No lesson in the New Testament scares me more than this, in terms of my being a Pastor, the very word pastor comes from this text as Jesus presents himself as the good shepherd. Is the church the good shepherd or are we the hirelings and thieves? I am more concerned every year that when the world looks at us they do not see sheep who are following a Good Shepherd. People see our church not as a place where they can seek shelter and sustenance but rather as a place of power and greed. Pastors are viewed as vain ambitious people who want bigger paychecks, larger congregations and better buildings.
We are really ever more playing from behind. Today's lesson reminds us that all we have is Jesus, but happily that is all we need. A proper focus on the Lord will save us and make the church faithful to its calling to be Christ to the world.

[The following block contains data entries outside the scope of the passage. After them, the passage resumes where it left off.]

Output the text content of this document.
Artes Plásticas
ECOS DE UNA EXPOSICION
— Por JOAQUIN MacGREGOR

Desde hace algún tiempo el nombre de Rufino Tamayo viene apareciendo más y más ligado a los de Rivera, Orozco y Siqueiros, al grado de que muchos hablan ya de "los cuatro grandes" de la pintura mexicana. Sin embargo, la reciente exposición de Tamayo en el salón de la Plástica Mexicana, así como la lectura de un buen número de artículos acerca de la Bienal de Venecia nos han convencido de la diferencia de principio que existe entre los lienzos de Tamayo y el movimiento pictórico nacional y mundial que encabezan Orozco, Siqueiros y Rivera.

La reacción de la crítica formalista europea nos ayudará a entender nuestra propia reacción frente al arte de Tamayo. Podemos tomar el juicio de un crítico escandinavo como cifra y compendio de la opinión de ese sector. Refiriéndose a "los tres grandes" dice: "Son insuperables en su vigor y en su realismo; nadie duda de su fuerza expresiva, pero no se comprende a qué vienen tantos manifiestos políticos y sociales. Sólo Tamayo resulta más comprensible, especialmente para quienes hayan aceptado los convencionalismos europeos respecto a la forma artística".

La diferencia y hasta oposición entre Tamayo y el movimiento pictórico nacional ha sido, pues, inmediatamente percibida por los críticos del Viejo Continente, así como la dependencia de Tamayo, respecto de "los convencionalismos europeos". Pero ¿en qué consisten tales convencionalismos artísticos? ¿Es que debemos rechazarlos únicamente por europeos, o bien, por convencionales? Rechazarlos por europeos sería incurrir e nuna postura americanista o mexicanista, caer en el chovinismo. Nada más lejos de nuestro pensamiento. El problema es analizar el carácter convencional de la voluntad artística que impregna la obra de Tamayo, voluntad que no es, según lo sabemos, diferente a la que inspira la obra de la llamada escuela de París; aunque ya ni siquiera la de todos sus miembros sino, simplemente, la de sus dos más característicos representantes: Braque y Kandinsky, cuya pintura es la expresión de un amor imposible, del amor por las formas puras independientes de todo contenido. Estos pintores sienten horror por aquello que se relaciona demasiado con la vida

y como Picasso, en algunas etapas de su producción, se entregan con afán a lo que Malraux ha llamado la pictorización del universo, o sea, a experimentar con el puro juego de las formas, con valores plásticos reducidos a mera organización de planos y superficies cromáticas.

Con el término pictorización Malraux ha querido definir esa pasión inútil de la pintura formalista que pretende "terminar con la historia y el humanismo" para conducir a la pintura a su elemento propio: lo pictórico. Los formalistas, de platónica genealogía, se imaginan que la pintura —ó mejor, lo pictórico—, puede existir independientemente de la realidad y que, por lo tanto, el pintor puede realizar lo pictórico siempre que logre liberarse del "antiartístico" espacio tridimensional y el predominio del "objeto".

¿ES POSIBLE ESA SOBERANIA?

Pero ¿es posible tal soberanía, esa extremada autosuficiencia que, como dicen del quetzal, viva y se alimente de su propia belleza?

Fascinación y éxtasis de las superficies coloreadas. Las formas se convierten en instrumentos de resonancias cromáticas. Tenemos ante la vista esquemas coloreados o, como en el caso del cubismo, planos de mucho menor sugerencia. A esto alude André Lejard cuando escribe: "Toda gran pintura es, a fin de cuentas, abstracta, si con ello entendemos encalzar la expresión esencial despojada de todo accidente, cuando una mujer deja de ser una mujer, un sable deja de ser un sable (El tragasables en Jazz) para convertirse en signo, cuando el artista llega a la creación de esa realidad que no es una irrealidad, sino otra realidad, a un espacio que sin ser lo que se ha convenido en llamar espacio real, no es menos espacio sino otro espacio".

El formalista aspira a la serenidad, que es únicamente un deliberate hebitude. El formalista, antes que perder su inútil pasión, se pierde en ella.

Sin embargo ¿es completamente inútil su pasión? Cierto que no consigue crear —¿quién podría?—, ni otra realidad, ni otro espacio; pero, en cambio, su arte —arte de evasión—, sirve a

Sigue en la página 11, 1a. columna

As Jesus shepherds us he asks us to take up his cross and follow him. This means being shepherds to each other, reflecting the shepherding of Jesus to each other in all that we do.
The good news of freedom in Jesus Christ, the freedom of being able to go in and out and in again through our Good Shepherd, draws us into a new and different set of relationships with each other. The difference is that we no longer relate as rivals but as children in the same family with Jesus' Father as our Father too. This will flow naturally as a response to the new life into which we are drawn by Jesus.
Together with the good shepherd clearly supporting us, we can be the friends of sinners, we can dine with tax collectors and prostitutes, we can be kind to these outcasts and critical of our bishops, governors and all those who know all about binding and nothing about loosing. Making others look bad so that we may look comparatively good has to stop. Only when it stops will we stop being hirelings and thieves ourselves and move into Good Shepherd mode. Thinking about the world in terms of "we and they" is just more of the idolatrous monster that crucified our Lord.
This morning the gate that swings both ways is here before us as we come to the Lord's Supper. Jesus goes out into us. As we hear the voice of the good shepherd calling us by name, we are led out to be little shepherds to our world. We enter by the door that is our Lord. In baptism we entered into Jesus' death and we became part of the fold. That is why we can now hear his voice. Those who have died in baptism can recognize the voice of God, who calls us into being and love us. The other voices are no longer followed because we know the voice of Jesus and follow only him.
We can go in and we can
go out and as we do, we become shepherds ourselves. Jesus who went before
us went before us not to be apart from us, but to be himself in each one of
us. Now each one of us called by our names can recognize Jesus and as we follow
we can be shepherds to those who recognized the Lord in us.